We know issues like taxes are confusing and hard to keep track of, and they also affect every single person who lives, works, or goes to school in Cobb. So, for our time together today, I thought a few facts about “M-SPLOST” and how it could impact your child’s school might be helpful: 

  • “M-SPLOST” would be an unaccountable 30-year tax on you, your children, and their children. As a reminder, and in comparison, ED-SPLOST funds schools, safety, and technology for your children and is brought to a vote every five years. 
  • Speaking of ED-SPLOST, we are beyond thankful for 100% support from all school zones for your children’s and grandchildren’s needs and are proud it is brought to you every five years, not every 30. 
  • As one of the largest bus system adoptions in the entire country, “M-SPLOST” would dramatically increase the transience of students and families from the metro, into and out of Cobb County. 
  • Almost without exception, the more students move to and from your child’s school, the more you will see poor academic performance and a higher rate of discipline issues.
  • For $11 billion, it would fund new buses, sidewalks, and routes into and out of Atlanta, all while disrupting traffic for the next decade. 
  • The true purpose of this project, in coordination with the Atlanta metropolitan area, is to use Cobb County to solve problems inside Atlanta and DeKalb counties, which have nothing to do with Cobb. 

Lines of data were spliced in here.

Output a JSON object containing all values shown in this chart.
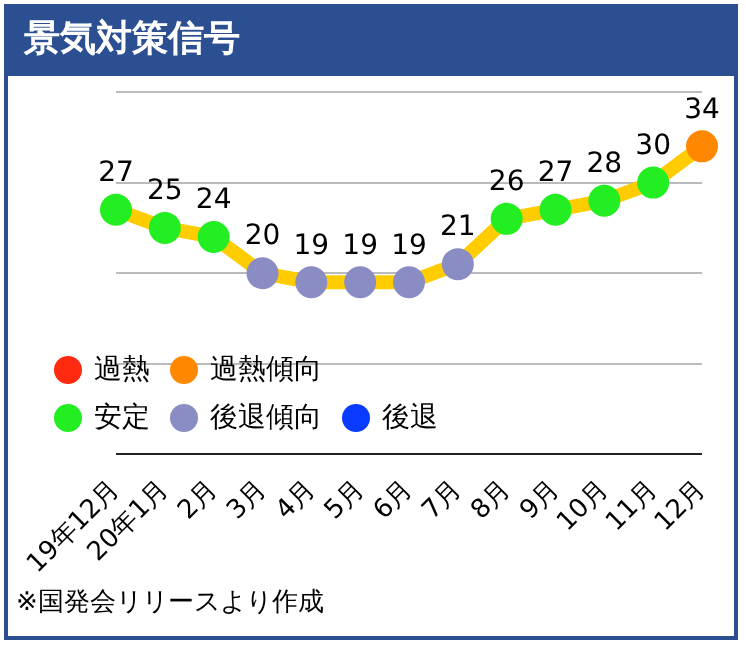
{
  "chart_data": {
    "type": "line",
    "title": "景気対策信号",
    "categories": [
      "19年12月",
      "20年1月",
      "2月",
      "3月",
      "4月",
      "5月",
      "6月",
      "7月",
      "8月",
      "9月",
      "10月",
      "11月",
      "12月"
    ],
    "series": [
      {
        "type": "line",
        "color": "#ffcc00",
        "colors": [
          "#22ee22",
          "#22ee22",
          "#22ee22",
          "#8a8cc4",
          "#8a8cc4",
          "#8a8cc4",
          "#8a8cc4",
          "#8a8cc4",
          "#22ee22",
          "#22ee22",
          "#22ee22",
          "#22ee22",
          "#ff8800"
        ],
        "values": [
          27,
          25,
          24,
          20,
          19,
          19,
          19,
          21,
          26,
          27,
          28,
          30,
          34
        ]
      },
      {
        "type": "scatter",
        "name": "過熱",
        "color": "#ff2a10",
        "values": [
          null,
          null,
          null,
          null,
          null,
          null,
          null,
          null,
          null,
          null,
          null,
          null,
          null
        ]
      },
      {
        "type": "scatter",
        "name": "過熱傾向",
        "color": "#ff8800",
        "values": [
          null,
          null,
          null,
          null,
          null,
          null,
          null,
          null,
          null,
          null,
          null,
          null,
          null
        ]
      },
      {
        "type": "scatter",
        "name": "安定",
        "color": "#22ee22",
        "values": [
          null,
          null,
          null,
          null,
          null,
          null,
          null,
          null,
          null,
          null,
          null,
          null,
          null
        ]
      },
      {
        "type": "scatter",
        "name": "後退傾向",
        "color": "#8a8cc4",
        "values": [
          null,
          null,
          null,
          null,
          null,
          null,
          null,
          null,
          null,
          null,
          null,
          null,
          null
        ]
      },
      {
        "type": "scatter",
        "name": "後退",
        "color": "#0a3cff",
        "values": [
          null,
          null,
          null,
          null,
          null,
          null,
          null,
          null,
          null,
          null,
          null,
          null,
          null
        ]
      }
    ],
    "ylim": [
      0,
      40
    ],
    "yticks": [
      {
        "value": 0,
        "label": null
      },
      {
        "value": 10,
        "label": null
      },
      {
        "value": 20,
        "label": null
      },
      {
        "value": 30,
        "label": null
      },
      {
        "value": 40,
        "label": null
      }
    ],
    "grid": "y",
    "tick_labels": "x",
    "legend": "bottom left",
    "marker": "circle",
    "data_labels": true,
    "annotations": [
      "※国発会リリースより作成"
    ]
  }
}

  • This plan largely depends on Cobb residents using buses instead of private vehicles. Cobb’s existing buses aren’t used very often. Who says we want another $11 billion worth? 

Looking at just the facts, not the “re-brand,” tells us everything we need to know – M-SPLOST (or T-SPLOST in hiding) is bad for Cobb County and our future. If passed, it will prove to be an anchor for the next two generations of Cobb residents, weighing our children and grandchildren down with the debts of Cobb’s current dysfunctional politics. As we look at the future of our schools, we should consider the 30-year cost of M-SPLOST to Cobb’s students.